Deciding she wanted to pursue a career in health care while still in high school, Natalie A. Solomon-Brimage joined the University of Pittsburgh, where she earned a Bachelor of Arts in Africana studies and a Bachelor of Science in psychology in 1999. She then completed graduate coursework at the Johns Hopkins Bloomberg School of Public Health before returning to the University of Pittsburgh and achieving Master of Public Health in behavioral and community health sciences in 2006. Beginning her career as a research analyst with Health Systems Research in 2000, she worked her way through her graduate studies as a graduate student researcher before becoming a public health fellow at the Association of Schools and Programs of Public Health in 2006 and a manager and analyst with ValueOptions, Inc. in 2007. In 2008, Ms. Solomon-Brimage became a public health analyst and contract officer representative for the U.S. Health Resources and Services Administration’s Department of Health and Human Services in Rockville, Maryland.

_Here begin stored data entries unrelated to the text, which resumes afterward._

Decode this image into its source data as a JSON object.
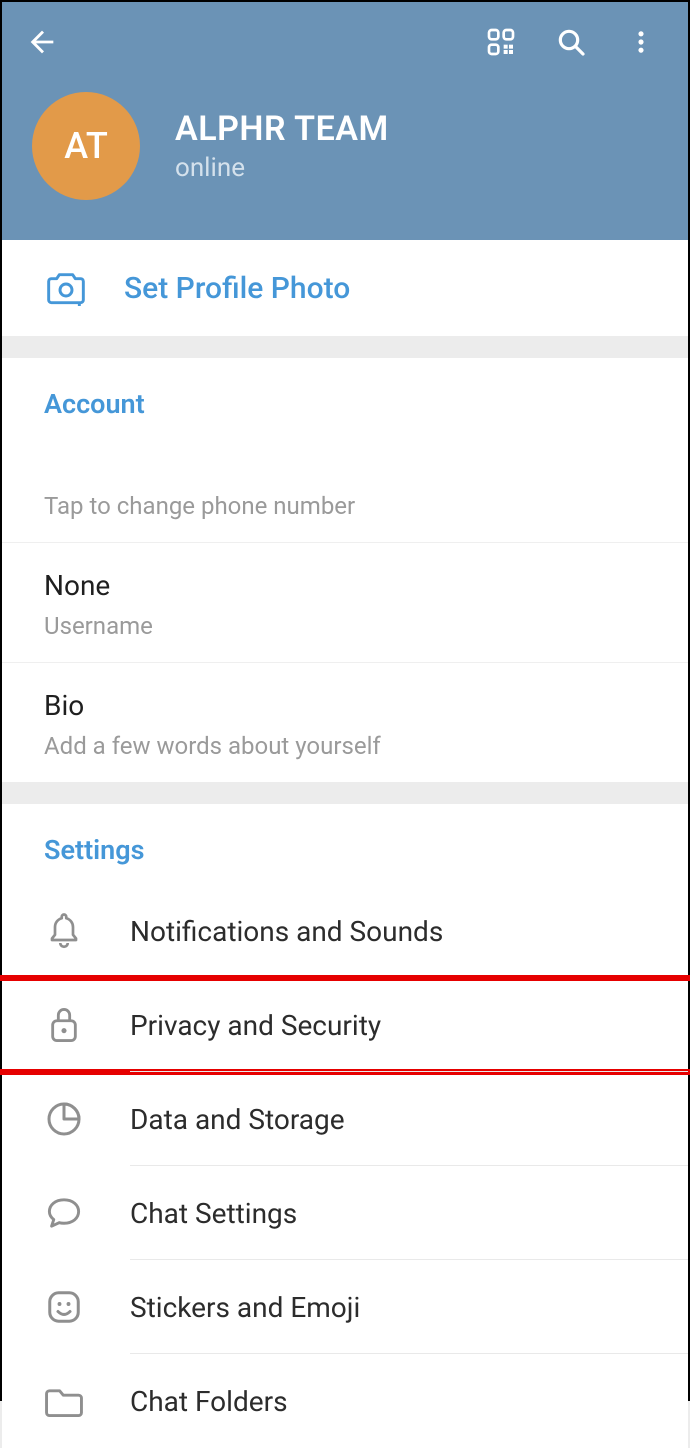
{
  "header": {
    "avatar_initials": "AT",
    "name": "ALPHR TEAM",
    "status": "online"
  },
  "set_photo": {
    "label": "Set Profile Photo"
  },
  "account": {
    "title": "Account",
    "phone": {
      "primary": "",
      "secondary": "Tap to change phone number"
    },
    "username": {
      "primary": "None",
      "secondary": "Username"
    },
    "bio": {
      "primary": "Bio",
      "secondary": "Add a few words about yourself"
    }
  },
  "settings": {
    "title": "Settings",
    "items": [
      {
        "icon": "bell-icon",
        "label": "Notifications and Sounds",
        "highlight": false
      },
      {
        "icon": "lock-icon",
        "label": "Privacy and Security",
        "highlight": true
      },
      {
        "icon": "storage-icon",
        "label": "Data and Storage",
        "highlight": false
      },
      {
        "icon": "chat-icon",
        "label": "Chat Settings",
        "highlight": false
      },
      {
        "icon": "sticker-icon",
        "label": "Stickers and Emoji",
        "highlight": false
      },
      {
        "icon": "folder-icon",
        "label": "Chat Folders",
        "highlight": false
      }
    ]
  }
}
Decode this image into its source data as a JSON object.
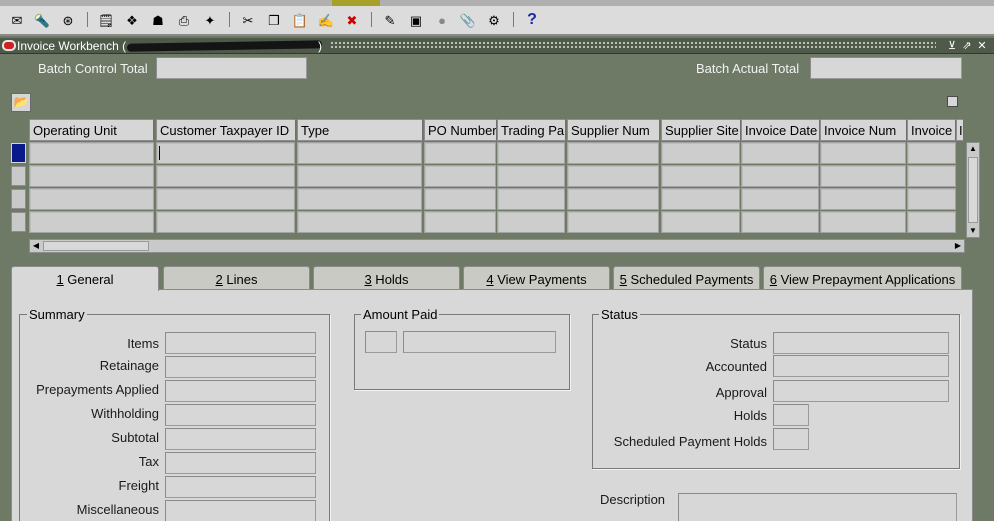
{
  "toolbar": {
    "icons": [
      "new-icon",
      "find-icon",
      "navigator-icon",
      "save-icon",
      "next-step-icon",
      "switch-responsibility-icon",
      "print-icon",
      "close-form-icon",
      "cut-icon",
      "copy-icon",
      "paste-icon",
      "new-record-icon",
      "delete-record-icon",
      "edit-field-icon",
      "zoom-icon",
      "translations-icon",
      "attachments-icon",
      "folder-tools-icon",
      "help-icon"
    ],
    "help_glyph": "?"
  },
  "window": {
    "title": "Invoice Workbench ("
  },
  "header": {
    "batch_control_total_label": "Batch Control Total",
    "batch_control_total_value": "",
    "batch_actual_total_label": "Batch Actual Total",
    "batch_actual_total_value": ""
  },
  "grid": {
    "columns": [
      "Operating Unit",
      "Customer Taxpayer ID",
      "Type",
      "PO Number",
      "Trading Pa",
      "Supplier Num",
      "Supplier Site",
      "Invoice Date",
      "Invoice Num",
      "Invoice",
      "I"
    ],
    "rows": [
      [
        "",
        "",
        "",
        "",
        "",
        "",
        "",
        "",
        "",
        ""
      ],
      [
        "",
        "",
        "",
        "",
        "",
        "",
        "",
        "",
        "",
        ""
      ],
      [
        "",
        "",
        "",
        "",
        "",
        "",
        "",
        "",
        "",
        ""
      ],
      [
        "",
        "",
        "",
        "",
        "",
        "",
        "",
        "",
        "",
        ""
      ]
    ]
  },
  "tabs": [
    "1 General",
    "2 Lines",
    "3 Holds",
    "4 View Payments",
    "5 Scheduled Payments",
    "6 View Prepayment Applications"
  ],
  "summary": {
    "title": "Summary",
    "fields": [
      "Items",
      "Retainage",
      "Prepayments Applied",
      "Withholding",
      "Subtotal",
      "Tax",
      "Freight",
      "Miscellaneous"
    ]
  },
  "amount_paid": {
    "title": "Amount Paid",
    "currency": "",
    "value": ""
  },
  "status": {
    "title": "Status",
    "fields": [
      "Status",
      "Accounted",
      "Approval",
      "Holds",
      "Scheduled Payment Holds"
    ]
  },
  "description": {
    "label": "Description",
    "value": ""
  },
  "colors": {
    "background": "#6e7a66",
    "titlebar": "#4f5a4a",
    "field": "#d7d7d7",
    "active_row": "#0a1a8a"
  }
}
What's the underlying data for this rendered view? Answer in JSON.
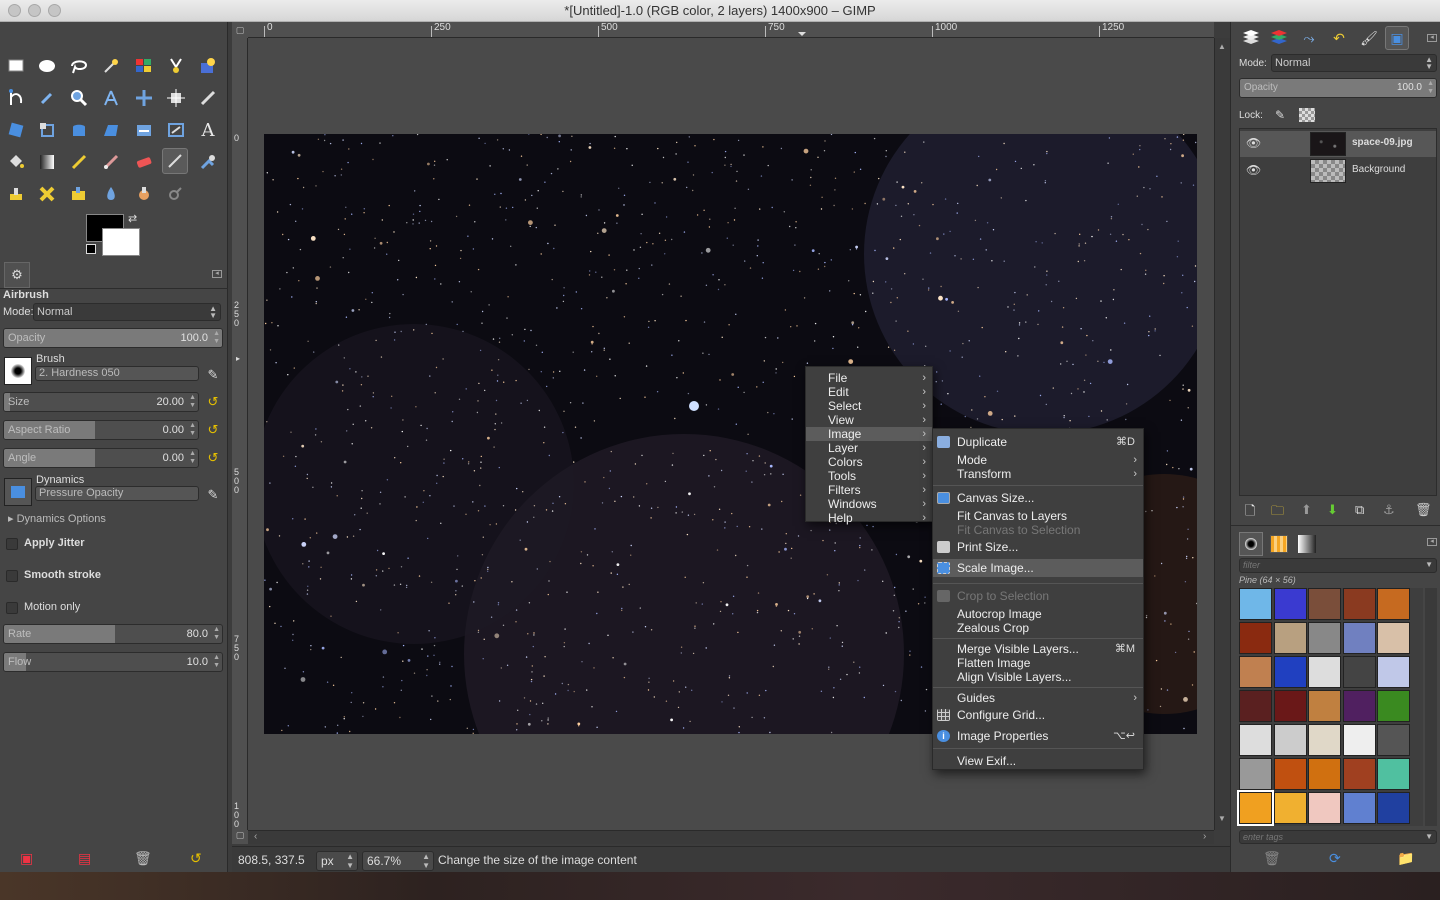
{
  "window": {
    "title": "*[Untitled]-1.0 (RGB color, 2 layers) 1400x900 – GIMP"
  },
  "toolbox": {
    "tool_icons": [
      "rect-select",
      "ellipse-select",
      "free-select",
      "fuzzy-select",
      "select-by-color",
      "scissors-select",
      "foreground-select",
      "paths",
      "color-picker",
      "zoom",
      "measure",
      "move",
      "align",
      "crop",
      "unified-transform",
      "rotate",
      "scale",
      "shear",
      "perspective",
      "flip",
      "text",
      "bucket-fill",
      "blend",
      "pencil",
      "paintbrush",
      "eraser",
      "airbrush",
      "ink",
      "clone",
      "heal",
      "perspective-clone",
      "blur",
      "smudge",
      "dodge-burn"
    ],
    "fg_color": "#000000",
    "bg_color": "#ffffff"
  },
  "tool_options": {
    "tool_name": "Airbrush",
    "mode_label": "Mode:",
    "mode_value": "Normal",
    "opacity_label": "Opacity",
    "opacity_value": "100.0",
    "brush_label": "Brush",
    "brush_value": "2. Hardness 050",
    "size_label": "Size",
    "size_value": "20.00",
    "aspect_label": "Aspect Ratio",
    "aspect_value": "0.00",
    "angle_label": "Angle",
    "angle_value": "0.00",
    "dynamics_label": "Dynamics",
    "dynamics_value": "Pressure Opacity",
    "dynamics_options": "Dynamics Options",
    "apply_jitter": "Apply Jitter",
    "smooth_stroke": "Smooth stroke",
    "motion_only": "Motion only",
    "rate_label": "Rate",
    "rate_value": "80.0",
    "flow_label": "Flow",
    "flow_value": "10.0"
  },
  "ruler": {
    "h_ticks": [
      "0",
      "250",
      "500",
      "750",
      "1000",
      "1250"
    ],
    "v_ticks": [
      "0",
      "250",
      "500",
      "750",
      "100"
    ]
  },
  "statusbar": {
    "coords": "808.5, 337.5",
    "unit": "px",
    "zoom": "66.7%",
    "message": "Change the size of the image content"
  },
  "image_menu": {
    "items": [
      "File",
      "Edit",
      "Select",
      "View",
      "Image",
      "Layer",
      "Colors",
      "Tools",
      "Filters",
      "Windows",
      "Help"
    ],
    "selected": "Image"
  },
  "image_submenu": {
    "duplicate": "Duplicate",
    "duplicate_sc": "⌘D",
    "mode": "Mode",
    "transform": "Transform",
    "canvas_size": "Canvas Size...",
    "fit_canvas_layers": "Fit Canvas to Layers",
    "fit_canvas_selection": "Fit Canvas to Selection",
    "print_size": "Print Size...",
    "scale_image": "Scale Image...",
    "crop_selection": "Crop to Selection",
    "autocrop": "Autocrop Image",
    "zealous": "Zealous Crop",
    "merge_visible": "Merge Visible Layers...",
    "merge_sc": "⌘M",
    "flatten": "Flatten Image",
    "align_visible": "Align Visible Layers...",
    "guides": "Guides",
    "configure_grid": "Configure Grid...",
    "image_props": "Image Properties",
    "image_props_sc": "⌥↩",
    "view_exif": "View Exif..."
  },
  "layers": {
    "mode_label": "Mode:",
    "mode_value": "Normal",
    "opacity_label": "Opacity",
    "opacity_value": "100.0",
    "lock_label": "Lock:",
    "items": [
      {
        "name": "space-09.jpg"
      },
      {
        "name": "Background"
      }
    ]
  },
  "patterns": {
    "filter_placeholder": "filter",
    "selected_name": "Pine (64 × 56)",
    "tags_placeholder": "enter tags"
  }
}
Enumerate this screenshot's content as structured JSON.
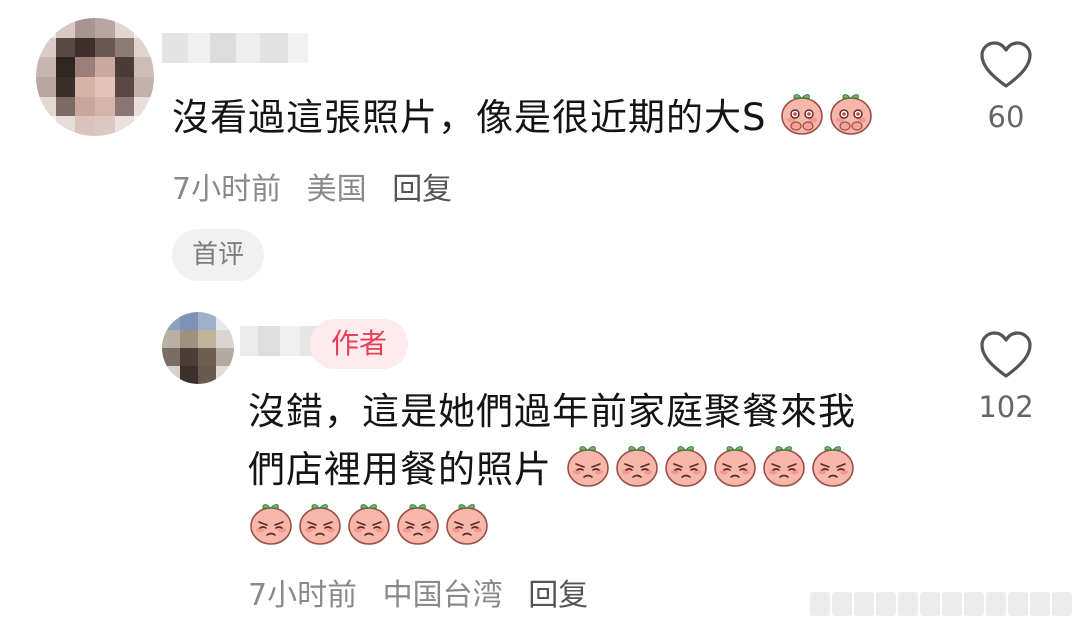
{
  "comments": [
    {
      "text": "沒看過這張照片，像是很近期的大S",
      "emojis": [
        "shy-peach-emoji",
        "shy-peach-emoji"
      ],
      "time": "7小时前",
      "location": "美国",
      "reply_label": "回复",
      "tag": "首评",
      "like_count": "60"
    },
    {
      "badge": "作者",
      "text_line1": "沒錯，這是她們過年前家庭聚餐來我",
      "text_line2": "們店裡用餐的照片",
      "emojis_line2": [
        "sad-peach-emoji",
        "sad-peach-emoji",
        "sad-peach-emoji",
        "sad-peach-emoji",
        "sad-peach-emoji",
        "sad-peach-emoji"
      ],
      "emojis_line3": [
        "sad-peach-emoji",
        "sad-peach-emoji",
        "sad-peach-emoji",
        "sad-peach-emoji",
        "sad-peach-emoji"
      ],
      "time": "7小时前",
      "location": "中国台湾",
      "reply_label": "回复",
      "like_count": "102"
    }
  ],
  "icons": {
    "like": "heart-outline-icon"
  },
  "colors": {
    "text": "#141414",
    "meta": "#8a8a8a",
    "badge_text": "#e6405a",
    "badge_bg": "#fdebee",
    "chip_bg": "#f1f1f1",
    "peach": "#f7b7aa"
  }
}
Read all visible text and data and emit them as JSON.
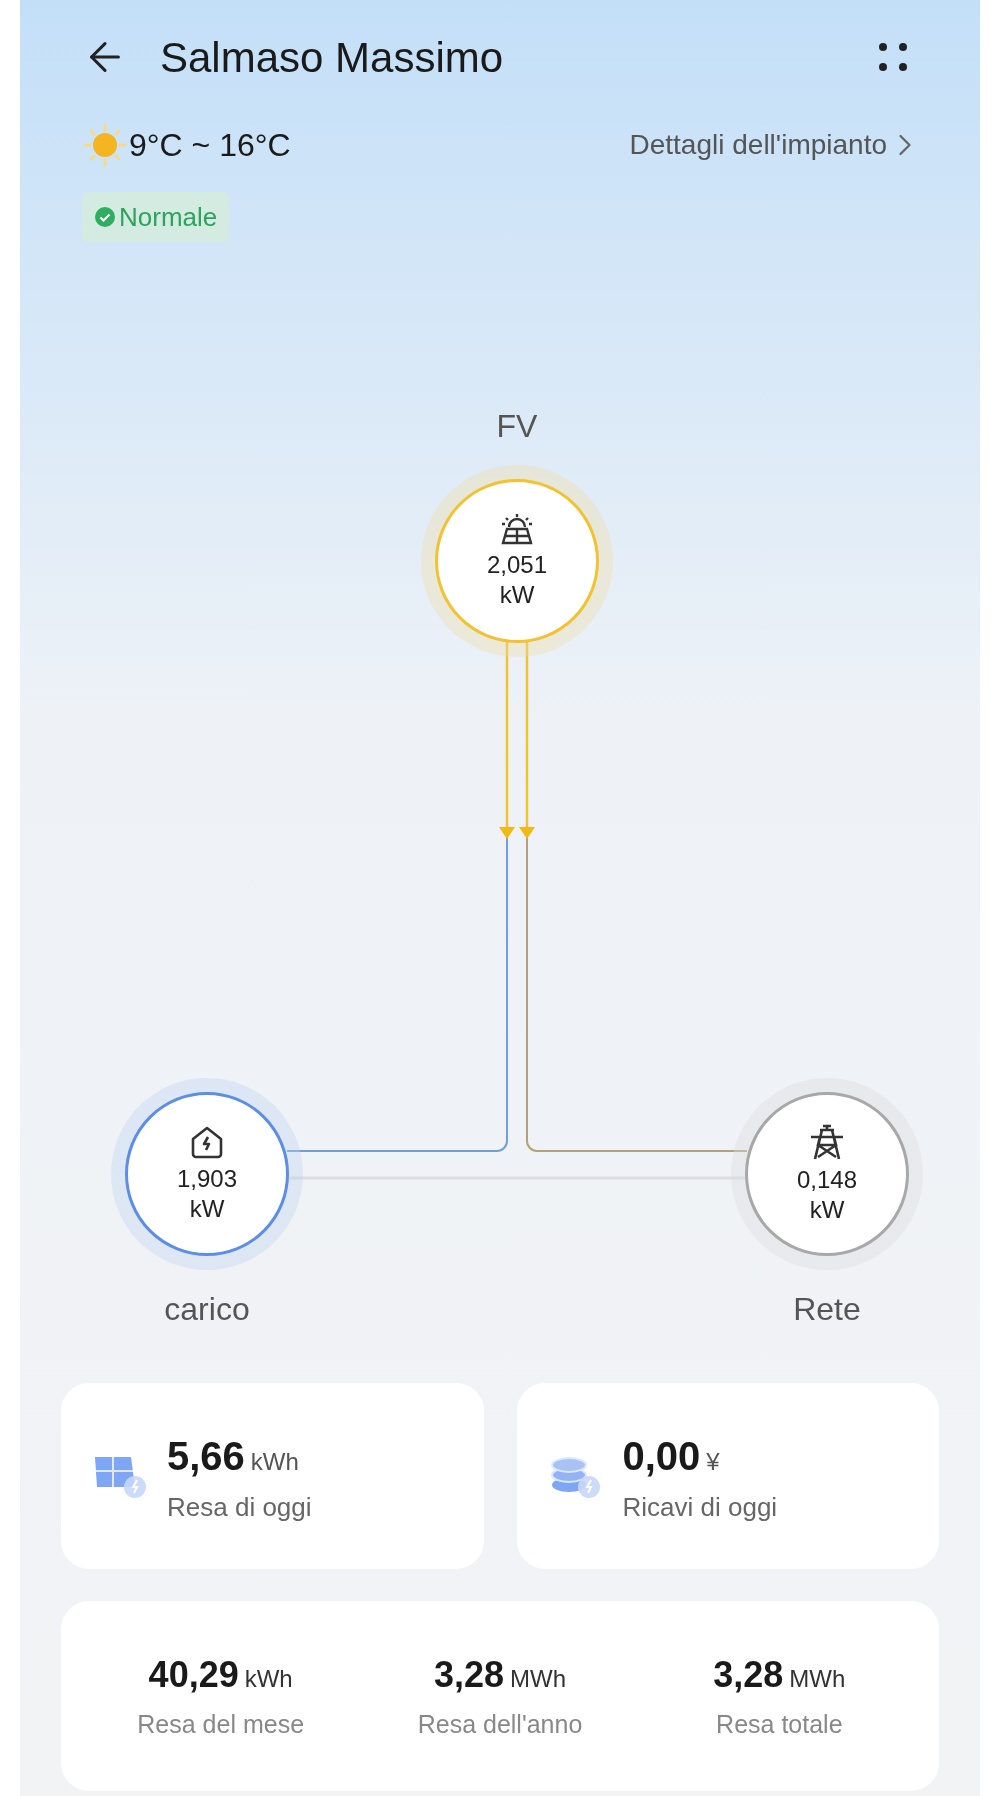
{
  "header": {
    "title": "Salmaso Massimo"
  },
  "weather": {
    "temperature": "9°C ~ 16°C"
  },
  "details_link": {
    "label": "Dettagli dell'impianto"
  },
  "status": {
    "kind": "normal",
    "label": "Normale"
  },
  "flow": {
    "nodes": [
      {
        "kind": "pv",
        "label": "FV",
        "value": "2,051",
        "unit": "kW"
      },
      {
        "kind": "load",
        "label": "carico",
        "value": "1,903",
        "unit": "kW"
      },
      {
        "kind": "grid",
        "label": "Rete",
        "value": "0,148",
        "unit": "kW"
      }
    ]
  },
  "summary_cards": [
    {
      "kind": "yield",
      "value": "5,66",
      "unit": "kWh",
      "label": "Resa di oggi"
    },
    {
      "kind": "revenue",
      "value": "0,00",
      "unit": "¥",
      "label": "Ricavi di oggi"
    }
  ],
  "totals": [
    {
      "value": "40,29",
      "unit": "kWh",
      "label": "Resa del mese"
    },
    {
      "value": "3,28",
      "unit": "MWh",
      "label": "Resa dell'anno"
    },
    {
      "value": "3,28",
      "unit": "MWh",
      "label": "Resa totale"
    }
  ]
}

She additionally served as a program coordinator from 2008 to 2012 and as a project officer since 2012.
Her primary work is currently in the field of HIV/AIDS and helping people affected by and living with HIV/AIDS to get the care that they need. She has been published on the topic, with her most recent article, “Promising Practices and Factors Association with Enhancing Engagement and Retention in Quality HIV Care for Transgender Women of Color: Preliminary Findings from the HAB SPNS Initiative,” being published in the American Journal of Public Health in 2017. The author of a number of other works as well, including two articles on diabetes for the Minority International Research Training Program and the National Institutes of Health, she was asked to present “Securing Your Oxygen Mask First! Unspoken Cultural Norms Influencing Quality HIV Care for Women of Color” at two separate conferences in 2016. For her excellence, Ms. Solomon-Brimage was inducted into the VIP Women of the Year Circle by the National Association of Professional Women for 2015-16.
All throughout her career in health care, Ms. Solomon-Brimage has been managing her own chronic illness, endometriosis, a disease which is underdiagnosed and poorly researched. She is incredibly proud to have accomplished all she has while navigating the difficulties brought on by this chronic condition that has resulted in four surgeries and once forced her out of work for nearly half a year. Since 2020, she has served as the donor relations coordinator for Endo Black, Incorporated, an organization that advocates for women of color with endometriosis. She also runs a podcast with a sorority sister called, “Sippin’ T with Nat & Z,” and they are hoping to partner with American University to highlight health care challenges faced by Black women. Seeking to further her skills and knowledge, she obtained certification in diversity, equity and workplace inclusion in 2021 and is applying for the executive doctoral program in health leadership at the University of Carolina at Chapel Hill.